More than 45% of the continental U.S. is experiencing drought right now, especially in the West. With a La Niña climate pattern well established and expected to persist, the drought may expand and intensify in the southern part of the country during the winter ahead, the National Oceanic and Atmospheric Administration predicted.
The official outlook from NOAA’s Climate Prediction Center, released Thursday, favors warmer, drier conditions across the Southern tier of the U.S. and cooler, wetter conditions in the north, consistent with an ongoing La Niña.
A La Niña occurs when the sea surface temperatures in the central and eastern equatorial Pacific are below average. Easterly winds over that region strengthen, and rainfall usually decreases over the central and eastern tropical Pacific and increases over the western Pacific, Indonesia and the Philippines. Forecasters now are expecting a strong La Niña with about an 85% chance of it persisting through the winter.
If this scenario unfolds, it would exacerbate drought conditions in Arizona, Colorado, Utah, New Mexico and California, and worsen the wildfire outlook for the remainder of 2020 and into 2021.
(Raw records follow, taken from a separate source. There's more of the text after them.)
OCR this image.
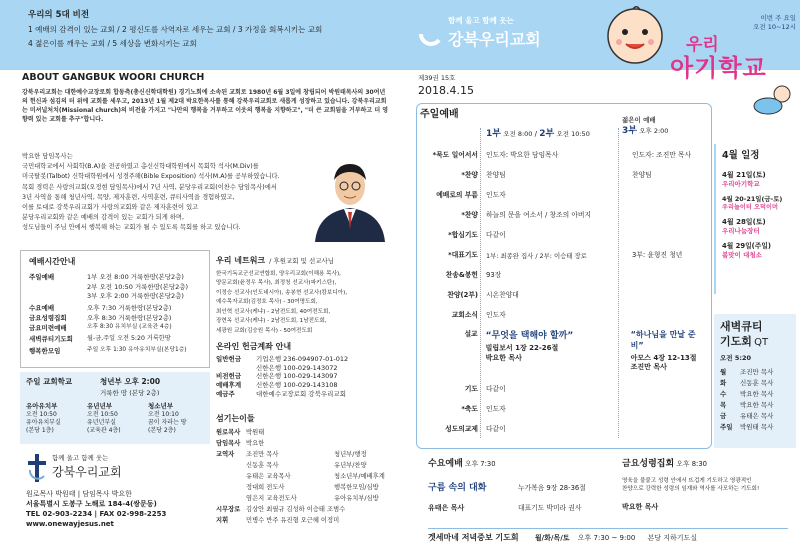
우리의 5대 비전
1 예배의 감격이 있는 교회 / 2 평신도를 사역자로 세우는 교회 / 3 가정을 회복시키는 교회
4 젊은이를 깨우는 교회 / 5 세상을 변화시키는 교회
함께 울고 함께 웃는
강북우리교회
이번 주 요일
오전 10~12시
우리
아기학교
ABOUT GANGBUK WOORI CHURCH
강북우리교회는 대한예수교장로회 합동측(총신신학대학원) 경기노회에 소속된 교회로 1980년 6월 3일에 창립되어 박원태목사의 30여년의 헌신과 섬김의 터 위에 교회를 세우고, 2013년 1월 제2대 박요한목사를 통해 강북우리교회로 새롭게 성장하고 있습니다. 강북우리교회는 미셔널처치(Missional church)의 비전을 가지고 "나만의 행복을 거부하고 이웃의 행복을 지향하고", "더 큰 교회됨을 거부하고 더 영향력 있는 교회를 추구"합니다.
박요한 담임목사는
국민대학교에서 사회학(B.A)을 전공하였고 총신신학대학원에서 목회학 석사(M.Div)를
미국탈봇(Talbot) 신학대학원에서 성경주해(Bible Exposition) 석사(M.A)를 공부하였습니다.
목회 경력은 사랑의교회(오정현 담임목사)에서 7년 사역, 분당우리교회(이찬수 담임목사)에서
3년 사역을 통해 청년사역, 목양, 제자훈련, 사역훈련, 큐티사역을 경험하였고,
이를 토대로 강북우리교회가 사랑의교회와 같은 제자훈련이 있고
분당우리교회와 같은 예배의 감격이 있는 교회가 되게 하며,
성도님들이 주님 안에서 행복해 하는 교회가 될 수 있도록 목회를 하고 있습니다.
예배시간안내
주일예배	1부 오전 8:00 거룩한땅(본당2층)
2부 오전 10:50 거룩한땅(본당2층)
3부 오후 2:00 거룩한땅(본당2층)
수요예배	오후 7:30 거룩한땅(본당2층)
금요성령집회	오후 8:30 거룩한땅(본당2층)
금요미련예배	오후 8:30 유치부실 (교육관 4층)
새벽큐티기도회	월-금,주일 오전 5:20 거룩한땅
행복한모임	주일 오후 1:30 유아유치부실(본당1층)
주일 교회학교	청년부 오후 2:00
거룩한 땅 (본당 2층)
유아유치부
오전 10:50
유아유치부실
(본당 1층)
유년년부
오전 10:50
유년년부실
(교육관 4층)
청소년부
오전 10:10
꿈이 자라는 땅
(본당 2층)
함께 울고 함께 웃는
강북우리교회
원로목사 박원태 | 담임목사 박요한
서울특별시 도봉구 노해로 184-4(쌍문동)
TEL 02-903-2234 | FAX 02-998-2253
www.onewayjesus.net
우리 네트워크 / 후원교회 및 선교사님
한국기독교군선교연합회, 양우리교회(이해용 목사),
양문교회(윤정우 목사), 최정청 선교사(파키스탄),
이정승 선교사(인도네시아), 송봉현 선교사(캄보디아),
예수목자교회(김정호 목사) - 30여명도회,
최인혁 선교사(케냐) - 2남전도회, 40여전도회,
장현옥 선교사(케냐) - 2남전도회, 1남전도회,
세광원 교회(김승원 목사) - 50여전도회
온라인 헌금계좌 안내
일반헌금	기업은행 236-094907-01-012
신한은행 100-029-143072
비전헌금	신한은행 100-029-143097
예배후계	신한은행 100-029-143108
예금주	대한예수교장로회 강북우리교회
섬기는이들
원로목사 박원태
담임목사 박요한
교역자	조진만 목사	청년부/행정
신동훈 목사	유년부/찬양
유태은 교육목사	청소년부/예배후계
정대희 전도사	행복한모임/심방
염은지 교육전도사	유아유치부/심방
시무장로 김상안 최필규 김성하 이승태 조범수
지휘	민병수 반주 유진형 오근혜 이정미
제39권 15호
2018.4.15
주일예배
1부 오전 8:00 / 2부 오전 10:50
젊은이 예배
3부 오후 2:00
*묵도 일어서서 인도자: 박요한 담임목사	인도자: 조진만 목사
*찬양 찬양팀	찬양팀
예배로의 부름 인도자
*찬양 하늘의 문을 여소서 / 창조의 아버지
*합심기도 다같이
*대표기도 1부: 최종완 집사 / 2부: 이승태 장로	3부: 윤형진 청년
찬송&봉헌 93장
찬양(2부) 시온찬양대
교회소식 인도자
설교 “무엇을 택해야 할까”
빌립보서 1장 22-26절
박요한 목사
“하나님을 만날 준비”
아모스 4장 12-13절
조진만 목사
기도 다같이
*축도 인도자
성도의교제 다같이
4월 일정
4월 21일(토)
우리아기학교
4월 20-21일(금-토)
우리놀이터 오덕이머
4월 28일(토)
우리나눔장터
4월 29일(주일)
봄맞이 대청소
새벽큐티
기도회 QT
오전 5:20
월	조진만 목사
화	신동훈 목사
수	박요한 목사
목	박요한 목사
금	유태은 목사
주일	박원태 목사
수요예배 오후 7:30
구름 속의 대화	누가복음 9장 28-36절
유태은 목사	대표기도 박미라 권사
금요성령집회 오후 8:30
영육을 불붙고 성령 안에서 뜨겁게 기도하고 영광적인
찬양으로 강력한 성령의 임재와 역사를 사모하는 기도회!
박요한 목사
겟세마네 저녁중보 기도회 월/화/목/토 오후 7:30 ~ 9:00 본당 지하기도실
California is already experiencing its worst fire season on record. After a disappointing rainfall season, much of Northern California is classified as being in severe or extreme drought, according to the U.S. Drought Monitor released Thursday. Much of the rest of the state is in moderate drought or is abnormally dry.
To the east, big portions of Nevada, Utah, Arizona, New Mexico, Colorado and Texas are in extreme or exceptional drought.
The Southwest has been parched because of a disappointing monsoon season last year and a monsoon that was essentially a no-show this year.
Mike Halpert, deputy director of NOAA’s Climate Prediction Center, told reporters in a briefing Thursday morning that forecasters don’t know exactly why the 2020 Southwestern monsoon failed so spectacularly.
Arizona and California experienced their warmest April-to-September period in 126 years, according to the U.S. Drought Monitor. New Mexico and Nevada had their second-warmest such period. Utah and Arizona recorded their driest period ever during that same six-month stretch. New Mexico had its second-driest and Colorado had its third-driest. Arizona’s newly established statewide precipitation record came in more than 2 inches drier that the previous record.
But since it was one of the driest summers on record, it’s not surprising that it was so hot, David Miskus, meteorologist and drought expert with NOAA points out. There was a lack of moisture and rain to suppress the temperatures during what is normally the warmest time of the year.
People in Southern California count on water from the Colorado River, so drought in the Four Corners region hits home on the West Coast.
Miskus was asked if a dry winter, possibly extending into the Great Basin, will mean a likelihood of more Santa Ana winds through the winter in Southern California.
“Since we are forecasting subnormal precipitation and above-normal temperatures in the Southwest and Great Basin, if high pressure sets up over the Great Basin this fall and early winter — which is possible if the main storm track is across the Northwest — I could see a possibility for more and longer Santa Anas in California,” Miskus said. “But it will matter where that high pressure center sets up, how strong, and if it persists.”
If it’s dry, Santa Anas blowing across dry fuels in the Southland will elevate the fire danger. And cold wintertime Santa Anas are often the most powerful.
Most areas of the West continued to have warmer-than-normal temperatures over the last week, with many areas 3 to 9 degrees above normal, according to the U.S. Drought Monitor.
Extreme northwest California, western Washington and Oregon received some precipitation, but the southern portion of the West saw no relief. Severe and extreme drought increased in southwest Oregon, and extreme drought increased in west-central Nevada.
The Southwest is one of the regions where NOAA predicts the greatest chances for drier-than-average conditions this winter.
“La Niña tends to starve Southern California of its rainfall, but Northern California still has the potential for normal precipitation. So La Niña isn’t necessarily a total bust,” climatologist Bill Patzert said.
“Sea surface temperatures at the equator are starting to drop rapidly, and this emerging footprint of La Niña should have a large impact throughout the United States as well as across the Pacific,” Patzert said. “The prospect of continuing dryness and expanding drought in the American West and Southwest could be counterbalanced by yet another year of excessive rainfall in the upper Midwest, where record water levels in the Great Lakes have caused considerable damage for the last few years,” he said.
“La Niña is one of the largest signals in the climate system,” Patzert said. “It usually doesn’t get as much press as its wet sibling, El Niño, but its impact shouldn’t be underestimated.”